Minimising the pressures ... Labor's allocation of budget expenditure is reminiscent of John Howard's"buy back"-style spending.

Minimising the pressures ... Labor's allocation of budget expenditure is reminiscent of John Howard's"buy back"-style spending. Photo: Mike Bowers

John Howard mastered the art of throwing money at people who were angry with his government.

There was no finer example than the 2001 ''golden oldies'' budget in which Howard and Peter Costello delivered a $1.5 billion surplus while ladling out cash to soothe cost-of-living anger caused by the introduction of the GST.

Elderly Australians were the angriest and that year they received $2.3 billion in tax cuts and bonuses, including a $300 cash handout that went to 2.2 million people just because they were elderly.

This budget is not dissimilar. It is about Labor trying to buy back its base, which left it primarily because of the carbon price.

The document is essentially a $5 billion apology. After sidelining Craig Thomson and Peter Slipper 10 days ago, Julia Gillard had one last box to tick - to let the mob know she was hearing their anguish over the cost of living, an anguish driven by the impending carbon tax.

Before this budget, low- and middle-income earners were already in line for $9 billion in tax cuts and $6 billion in increased pensions and other benefits, designed directly as compensation for the cost of living impact of the carbon price.

Now, the same low- and middle-income earners will also be in line for another $5 billion in cost-of-living handouts, ranging from the ''school kids bonus'', the $1.1 billion ''Supplementary Allowance'' and the $1.8 billion increase to the family tax benefit A payment.

These last two measures, are funded by the surprise decision to axe the 1 percentage point cut to company tax, which the mining tax was supposed to fund. Struggling businesses will receive a concession prize via the $700 million measure allowing them to claim current losses against past profits.

This will be attacked as a broken promise and a breach of faith with business. The whole basis of the mining tax was to spread the benefits of the boom to the non-mining sector through corporate tax relief.

But the legislation was never going to pass because the Greens and the Liberals were opposed and big business made little effort to exert pressure.

Wayne Swan was pointed yesterday when he said he remained mindful of the need to cut company tax rates but business had to become proactive about supporting ways to pay for it and mustering political support.

The symbolism of redirecting billions that were supposed to go to the big end of town through company tax cuts, towards the battlers, is the budget's most symbolic element. It matches Swan's rhetoric of this budget being ''Labor to its bootstraps''.

It also wedges Tony Abbott, who has vowed to abolish the mining tax and everything it pays for, his very reason for opposing the company tax cuts. Will he now oppose the $2.9 billion in cost-of-living measures funded by the mining tax as well as the carry-back loss claims, a policy the opposition accused Labor just this week of stealing from it?

Probably. Last night, the Coalition stopped the government tabling legislation for the school kids bonus.

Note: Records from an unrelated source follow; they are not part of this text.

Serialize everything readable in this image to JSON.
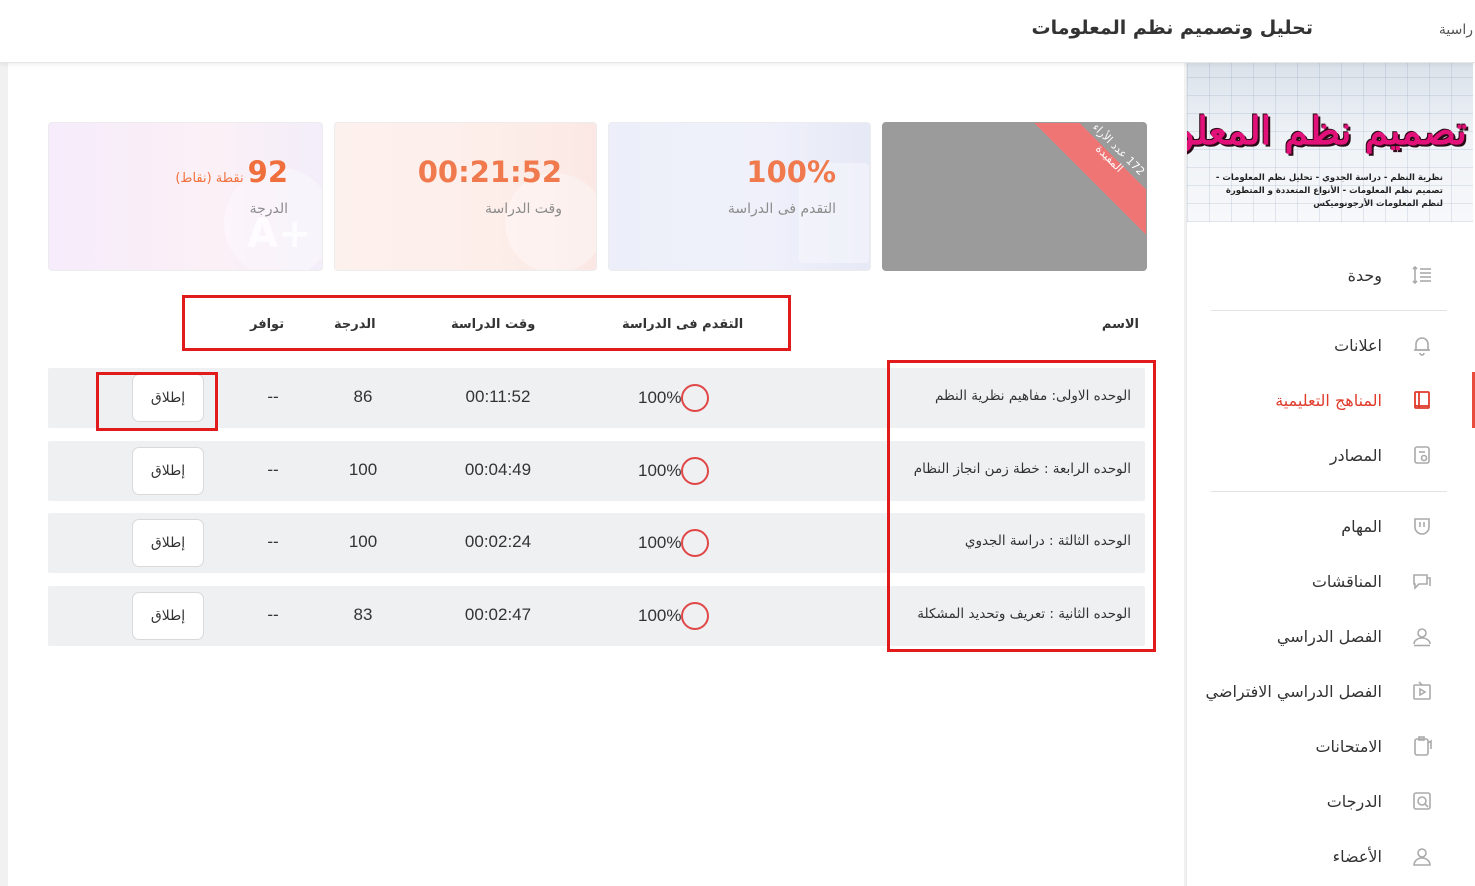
{
  "header": {
    "breadcrumb": "راسية",
    "course_title": "تحليل وتصميم نظم المعلومات"
  },
  "banner": {
    "title": "تصميم نظم المعلومات",
    "subtitle": "نظرية النظم - دراسة الجدوي - تحليل نظم المعلومات - تصميم نظم المعلومات - الأنواع المتعددة و المتطورة لنظم المعلومات الأرجونوميكس"
  },
  "sidebar": {
    "items": [
      {
        "label": "وحدة",
        "icon": "list-icon"
      },
      {
        "label": "اعلانات",
        "icon": "bell-icon"
      },
      {
        "label": "المناهج التعليمية",
        "icon": "book-icon",
        "active": true
      },
      {
        "label": "المصادر",
        "icon": "resources-icon"
      },
      {
        "label": "المهام",
        "icon": "shield-icon"
      },
      {
        "label": "المناقشات",
        "icon": "chat-icon"
      },
      {
        "label": "الفصل الدراسي",
        "icon": "user-icon"
      },
      {
        "label": "الفصل الدراسي الافتراضي",
        "icon": "video-icon"
      },
      {
        "label": "الامتحانات",
        "icon": "clipboard-icon"
      },
      {
        "label": "الدرجات",
        "icon": "grades-icon"
      },
      {
        "label": "الأعضاء",
        "icon": "member-icon"
      }
    ],
    "active_color": "#e03a2b"
  },
  "cards": {
    "grade": {
      "value": "92",
      "unit": "نقطة (نقاط)",
      "label": "الدرجة"
    },
    "time": {
      "value": "00:21:52",
      "label": "وقت الدراسة"
    },
    "progress": {
      "value": "100%",
      "label": "التقدم فى الدراسة"
    },
    "ribbon": {
      "text": "172 عدد الأراء المفيدة"
    }
  },
  "table": {
    "headers": {
      "name": "الاسم",
      "progress": "التقدم فى الدراسة",
      "time": "وقت الدراسة",
      "grade": "الدرجة",
      "availability": "توافر"
    },
    "rows": [
      {
        "name": "الوحده الاولى: مفاهيم نظرية النظم",
        "progress": "100%",
        "time": "00:11:52",
        "grade": "86",
        "availability": "--",
        "action": "إطلاق"
      },
      {
        "name": "الوحده الرابعة : خطة زمن انجاز النظام",
        "progress": "100%",
        "time": "00:04:49",
        "grade": "100",
        "availability": "--",
        "action": "إطلاق"
      },
      {
        "name": "الوحده الثالثة : دراسة الجدوي",
        "progress": "100%",
        "time": "00:02:24",
        "grade": "100",
        "availability": "--",
        "action": "إطلاق"
      },
      {
        "name": "الوحده الثانية : تعريف وتحديد المشكلة",
        "progress": "100%",
        "time": "00:02:47",
        "grade": "83",
        "availability": "--",
        "action": "إطلاق"
      }
    ]
  },
  "colors": {
    "accent": "#e03a2b",
    "highlight_box": "#e11b1b",
    "progress_ring": "#e04848"
  }
}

This budget should be commended for turning a $44 billion deficit into a surplus, albeit a slender one, all while kickstarting such social reforms as the aged care overhaul and the national disability insurance scheme, and all the while showering the disgruntled with cash.

The cuts are large but will not be broadly unpopular.

Defence, which has had its budget trimmed by $5.4 billion, has been ripe for the picking for years. Deferring aid targets for a year has saved $2.9 billion.

Howard's 2001 budget got him back into the game and he went on to win an election later that year.

Time will tell whether this budget can save Labor.

Certainly, the government will not die wondering.